Joséphine Baker mom: why she did not have a biological child

More than a hundred years after her birth in Saint-Louis, Missouri, United States, in 1906, and nearly half a century after her death in Paris on April 12, 1975, Joséphine Baker entered the Pantheon. The consecration of an icon of music and of the Resistance who loved France so much and the result of a petition paraphrasing Alain Bashung’s song, “Dare Josephine“. Initiated by the essayist Laurent Kupferman, she takes up the idea of ​​the writer Régis Debray, by supporting an artist, resistant, feminist and anti-racist activist. Just that. The President of the Republic Emmanuel Macron announced during the summer 2021 that the legendary star of the music hall would enter the Parisian monument on the anniversary of her naturalization, November 30 – she will nevertheless remain buried in Monaco. Behind her, she therefore leaves a musical work and historical acts but also a big family, since the interpreter of I have two loves had twelve toddlers, all adopted. She would also have wanted biological children, but nature had decided otherwise.

A fascinating character, Josephine Baker has written a life worthy of a film. His family is unlike any other with his rainbow tribe as she called it herself: Akio, Janot, Jarry, Luis, Marianne, Brian (born Brahim), Moïse, Jean-Claude, Noël, Koffi, Mara and Stellina formed the extraordinary siblings of Joséphine Baker, settled in her haven of peace, a castle of Milandes, in Périgord. Riddled with debt, Josephine Baker will have to sell it but the myth will remain.

A stillborn child followed by a hysteroctomy

One can wonder about the motherhood of Josephine Baker, she who loved children so much and who wanted to offer them the childhood that she had not had because she had had to work very young to help her family. In the biography Josephine Baker in Art and Life of Bennetta Jules-Rosette, the reason is explained: After a pregnancy at the end of which Joséphine Baker gives birth toa stillborn child, she has a serious postpartum infection and is scheduled to undergo hysterectomy in Casablanca in 1941. This infection was caused by “serious illness contracted while on duty“, writing Le Figaro in its November 15 edition, “she will be the cause of the artist’s infertility“. A painful period during which she continues peritonitis and septicemia until the end of 1942, while serving the French Resistance. Thus, the visitors who come to his bedside are often intelligence agents, specifies Le Figaro. At worst, Josephine Baker keeps her courage intact.

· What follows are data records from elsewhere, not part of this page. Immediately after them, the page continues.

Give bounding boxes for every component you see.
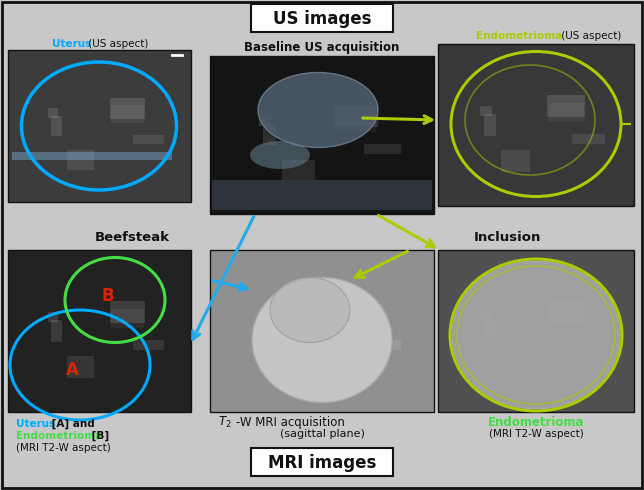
Bar xyxy=(480,105,491,116)
Bar xyxy=(52,116,62,136)
Bar xyxy=(263,320,276,342)
Text: (sagittal plane): (sagittal plane) xyxy=(279,429,365,439)
Text: A: A xyxy=(66,361,79,379)
Bar xyxy=(258,312,271,322)
Bar xyxy=(438,44,634,206)
Bar xyxy=(212,180,432,210)
Bar xyxy=(549,309,583,328)
Bar xyxy=(258,116,271,126)
Bar xyxy=(438,250,634,412)
Text: Beefsteak: Beefsteak xyxy=(95,230,170,244)
Ellipse shape xyxy=(452,261,620,409)
Text: (MRI T2-W aspect): (MRI T2-W aspect) xyxy=(489,429,583,439)
Bar xyxy=(67,150,94,170)
Bar xyxy=(67,356,94,378)
Bar xyxy=(263,124,276,146)
Bar xyxy=(210,250,434,412)
Bar xyxy=(363,144,401,154)
Bar xyxy=(282,356,315,378)
Bar xyxy=(547,95,585,117)
Bar xyxy=(8,250,191,412)
FancyBboxPatch shape xyxy=(251,4,393,32)
Bar xyxy=(111,309,144,328)
FancyBboxPatch shape xyxy=(251,448,393,476)
Text: Uterus: Uterus xyxy=(16,419,55,429)
Ellipse shape xyxy=(252,277,392,402)
Text: [B]: [B] xyxy=(88,431,109,441)
Bar xyxy=(501,356,530,378)
Bar xyxy=(334,105,378,127)
Text: (US aspect): (US aspect) xyxy=(85,39,148,49)
Text: (MRI T2-W aspect): (MRI T2-W aspect) xyxy=(16,443,111,453)
Bar xyxy=(363,340,401,350)
Text: Uterus: Uterus xyxy=(52,39,91,49)
Bar xyxy=(48,108,58,118)
Ellipse shape xyxy=(258,73,378,147)
Text: (US aspect): (US aspect) xyxy=(558,31,621,41)
Bar xyxy=(109,98,146,119)
Bar xyxy=(133,135,164,144)
Text: US images: US images xyxy=(273,10,371,28)
Bar xyxy=(336,309,377,328)
Bar xyxy=(48,312,58,322)
Text: Endometrioma: Endometrioma xyxy=(16,431,102,441)
Bar xyxy=(334,301,378,323)
Bar xyxy=(12,152,172,160)
Bar xyxy=(484,320,496,342)
Bar xyxy=(109,301,146,323)
Text: Endometrioma: Endometrioma xyxy=(488,416,584,428)
Text: -W MRI acquisition: -W MRI acquisition xyxy=(236,416,345,428)
Bar xyxy=(480,312,491,322)
Text: B: B xyxy=(102,287,115,305)
Text: [A] and: [A] and xyxy=(48,419,95,429)
Bar xyxy=(210,56,434,214)
Text: $T_2$: $T_2$ xyxy=(218,415,232,430)
Bar xyxy=(547,301,585,323)
Text: Endometrioma: Endometrioma xyxy=(476,31,562,41)
Bar xyxy=(501,150,530,172)
Ellipse shape xyxy=(270,277,350,343)
Bar xyxy=(549,103,583,122)
Bar xyxy=(573,340,605,350)
Bar xyxy=(111,105,144,123)
Bar xyxy=(52,320,62,342)
Bar xyxy=(484,114,496,136)
Text: MRI images: MRI images xyxy=(268,454,376,472)
Bar xyxy=(336,113,377,132)
Bar xyxy=(8,50,191,202)
Text: Inclusion: Inclusion xyxy=(474,230,542,244)
Ellipse shape xyxy=(250,141,310,169)
Bar xyxy=(282,160,315,180)
Bar xyxy=(133,340,164,350)
Text: Baseline US acquisition: Baseline US acquisition xyxy=(244,42,400,54)
Bar xyxy=(573,134,605,145)
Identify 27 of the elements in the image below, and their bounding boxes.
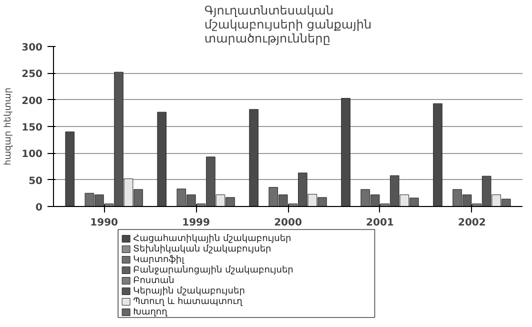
y-tick-label: 150 — [22, 122, 43, 134]
bar — [249, 109, 258, 206]
y-tick-label: 100 — [22, 149, 43, 160]
legend-label: Տեխնիկական մշակաբույսեր — [133, 244, 272, 254]
x-tick-label: 2001 — [366, 218, 394, 228]
legend-label: Բոստան — [133, 276, 174, 286]
legend-label: Կարտոֆիլ — [133, 254, 185, 265]
y-tick-label: 300 — [22, 42, 43, 54]
legend-label: Խաղող — [133, 307, 168, 318]
y-tick-label: 250 — [22, 69, 43, 80]
bar — [157, 112, 166, 206]
bar — [341, 98, 350, 206]
x-tick-label: 2002 — [458, 218, 486, 228]
chart-title: Գյուղատնտեսական մշակաբույսերի ցանքային տարածությունները — [204, 4, 372, 46]
legend-label: Հացահատիկային մշակաբույսեր — [133, 234, 292, 244]
y-tick-label: 200 — [22, 96, 43, 107]
y-tick-label: 50 — [28, 176, 43, 187]
legend-label: Պտուղ և հատապտուղ — [133, 296, 243, 307]
x-tick-label: 1999 — [182, 218, 210, 228]
bar — [65, 132, 75, 206]
y-axis-title: հազար հեկտար — [4, 88, 14, 166]
legend-label: Բանջարանոցային մշակաբույսեր — [133, 265, 294, 276]
legend-label: Կերային մշակաբույսեր — [133, 286, 245, 296]
y-tick-label: 0 — [36, 202, 43, 214]
bar — [433, 103, 442, 206]
x-tick-label: 2000 — [274, 218, 302, 228]
x-tick-label: 1990 — [90, 218, 118, 228]
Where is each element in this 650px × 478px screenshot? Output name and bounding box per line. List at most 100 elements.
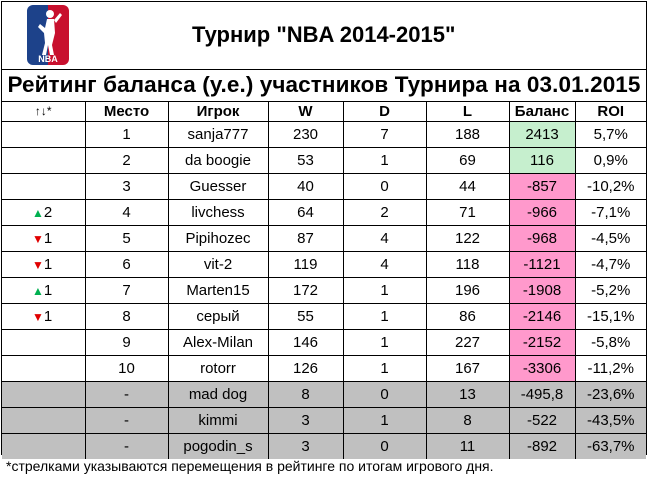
- cell-player: Pipihozec: [167, 225, 269, 252]
- cell-w: 53: [267, 147, 344, 174]
- cell-place: 2: [84, 147, 169, 174]
- col-header-d: D: [342, 101, 427, 122]
- cell-balance: -522: [508, 407, 576, 434]
- cell-l: 167: [425, 355, 510, 382]
- cell-d: 2: [342, 199, 427, 226]
- table-row: 2 da boogie 53 1 69 116 0,9%: [2, 147, 646, 174]
- table-header-row: ↑↓* Место Игрок W D L Баланс ROI: [2, 101, 646, 122]
- table-row: ▼1 8 серый 55 1 86 -2146 -15,1%: [2, 303, 646, 330]
- table-row: - mad dog 8 0 13 -495,8 -23,6%: [2, 381, 646, 408]
- move-value: 1: [43, 282, 53, 299]
- svg-text:NBA: NBA: [38, 54, 58, 64]
- cell-move: ▼1: [2, 303, 86, 330]
- cell-place: -: [84, 381, 169, 408]
- arrow-up-icon: ▲: [32, 284, 44, 298]
- cell-move: [2, 329, 86, 356]
- cell-w: 3: [267, 433, 344, 459]
- cell-balance: -2152: [508, 329, 576, 356]
- table-row: ▲1 7 Marten15 172 1 196 -1908 -5,2%: [2, 277, 646, 304]
- cell-d: 1: [342, 147, 427, 174]
- cell-l: 44: [425, 173, 510, 200]
- cell-l: 69: [425, 147, 510, 174]
- cell-move: [2, 355, 86, 382]
- cell-player: Guesser: [167, 173, 269, 200]
- cell-roi: -11,2%: [574, 355, 646, 382]
- cell-place: 4: [84, 199, 169, 226]
- cell-balance: 2413: [508, 121, 576, 148]
- table-row: ▲2 4 livchess 64 2 71 -966 -7,1%: [2, 199, 646, 226]
- cell-w: 126: [267, 355, 344, 382]
- cell-w: 146: [267, 329, 344, 356]
- cell-balance: 116: [508, 147, 576, 174]
- cell-player: kimmi: [167, 407, 269, 434]
- cell-player: pogodin_s: [167, 433, 269, 459]
- cell-player: серый: [167, 303, 269, 330]
- move-value: 1: [43, 308, 53, 325]
- col-header-place: Место: [84, 101, 169, 122]
- col-header-balance: Баланс: [508, 101, 576, 122]
- cell-balance: -1908: [508, 277, 576, 304]
- cell-roi: -4,7%: [574, 251, 646, 278]
- move-value: 1: [43, 256, 53, 273]
- cell-d: 0: [342, 173, 427, 200]
- cell-w: 40: [267, 173, 344, 200]
- table-row: 3 Guesser 40 0 44 -857 -10,2%: [2, 173, 646, 200]
- cell-player: Marten15: [167, 277, 269, 304]
- cell-l: 11: [425, 433, 510, 459]
- cell-l: 118: [425, 251, 510, 278]
- cell-l: 86: [425, 303, 510, 330]
- col-header-l: L: [425, 101, 510, 122]
- cell-place: 9: [84, 329, 169, 356]
- cell-place: -: [84, 407, 169, 434]
- arrow-down-icon: ▼: [32, 310, 44, 324]
- table-row: 10 rotorr 126 1 167 -3306 -11,2%: [2, 355, 646, 382]
- cell-balance: -857: [508, 173, 576, 200]
- rating-table: ↑↓* Место Игрок W D L Баланс ROI 1 sanja7…: [2, 101, 646, 459]
- cell-place: 7: [84, 277, 169, 304]
- col-header-roi: ROI: [574, 101, 646, 122]
- cell-d: 0: [342, 433, 427, 459]
- col-header-player: Игрок: [167, 101, 269, 122]
- footnote: *стрелками указываются перемещения в рей…: [6, 458, 494, 474]
- cell-w: 55: [267, 303, 344, 330]
- cell-balance: -3306: [508, 355, 576, 382]
- table-row: - pogodin_s 3 0 11 -892 -63,7%: [2, 433, 646, 459]
- cell-balance: -2146: [508, 303, 576, 330]
- cell-d: 0: [342, 381, 427, 408]
- cell-place: 3: [84, 173, 169, 200]
- cell-place: 8: [84, 303, 169, 330]
- cell-roi: -43,5%: [574, 407, 646, 434]
- cell-d: 4: [342, 225, 427, 252]
- move-value: 2: [43, 204, 53, 221]
- cell-player: da boogie: [167, 147, 269, 174]
- table-row: ▼1 6 vit-2 119 4 118 -1121 -4,7%: [2, 251, 646, 278]
- cell-player: vit-2: [167, 251, 269, 278]
- cell-l: 8: [425, 407, 510, 434]
- cell-d: 1: [342, 355, 427, 382]
- arrow-down-icon: ▼: [32, 232, 44, 246]
- table-body: 1 sanja777 230 7 188 2413 5,7% 2 da boogie 53 1 69 1…: [2, 121, 646, 459]
- table-row: ▼1 5 Pipihozec 87 4 122 -968 -4,5%: [2, 225, 646, 252]
- cell-d: 1: [342, 303, 427, 330]
- rating-title: Рейтинг баланса (у.е.) участников Турнир…: [2, 69, 646, 102]
- tournament-title: Турнир "NBA 2014-2015": [192, 22, 456, 47]
- cell-player: sanja777: [167, 121, 269, 148]
- arrow-down-icon: ▼: [32, 258, 44, 272]
- cell-player: Alex-Milan: [167, 329, 269, 356]
- cell-move: [2, 433, 86, 459]
- cell-place: 10: [84, 355, 169, 382]
- cell-w: 119: [267, 251, 344, 278]
- cell-player: rotorr: [167, 355, 269, 382]
- cell-w: 64: [267, 199, 344, 226]
- cell-roi: -10,2%: [574, 173, 646, 200]
- cell-place: 5: [84, 225, 169, 252]
- cell-player: livchess: [167, 199, 269, 226]
- cell-move: [2, 121, 86, 148]
- cell-w: 3: [267, 407, 344, 434]
- cell-move: [2, 381, 86, 408]
- cell-roi: -15,1%: [574, 303, 646, 330]
- cell-l: 188: [425, 121, 510, 148]
- col-header-move: ↑↓*: [2, 101, 86, 122]
- cell-roi: 0,9%: [574, 147, 646, 174]
- nba-logo: NBA: [27, 5, 69, 65]
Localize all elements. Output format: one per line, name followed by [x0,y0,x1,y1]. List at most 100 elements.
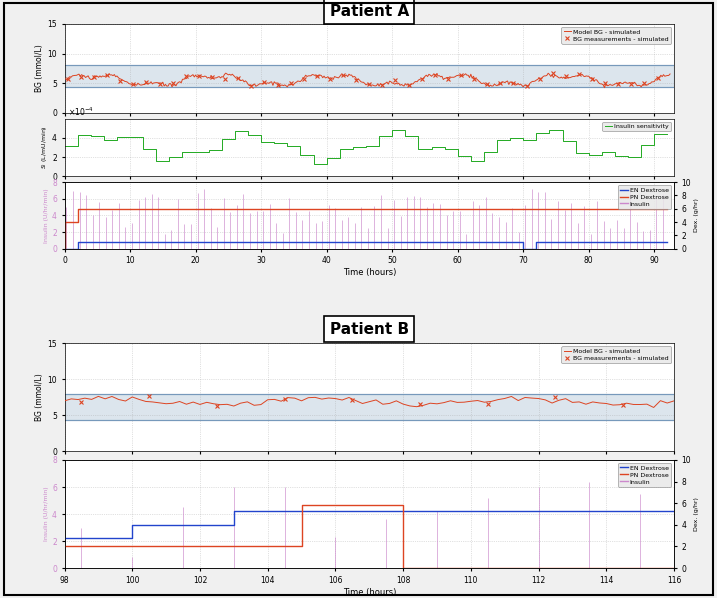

Removing her uterus therefore removes Josephine Baker’s hope of having a biological child. With her husband, the conductor Jo Bouillon, they decide to compose this swarm of children from all over the world, making their ideal of universal brotherhood a reality. On the airwaves of France Inter this November 29, his son Brian Bouillon-Baker broached this subject: “But she would have had biological children, she would still have adopted many, many children. This is the Italian mamma side. “

A family of twelve children in a castle in the south of France, the idea fascinates and questions. Which mother was Josephine Baker? An idealist but not so utopian. Because she had an almost political dream: to bring together twelve children from the four corners of the planet, to raise them together and finally, to show, as she said at the time, to the face of the world that when raising children, there is solidarity that will be created. Brian Bouillon Baker confirms that this was not just a beautiful theory: “She lived it, because when we do stupid things, we never denounce ourselves, even if it means being punished collectively.“Something to give hope in humanity, if it vibrates in the supercharged footsteps of Josephine Baker.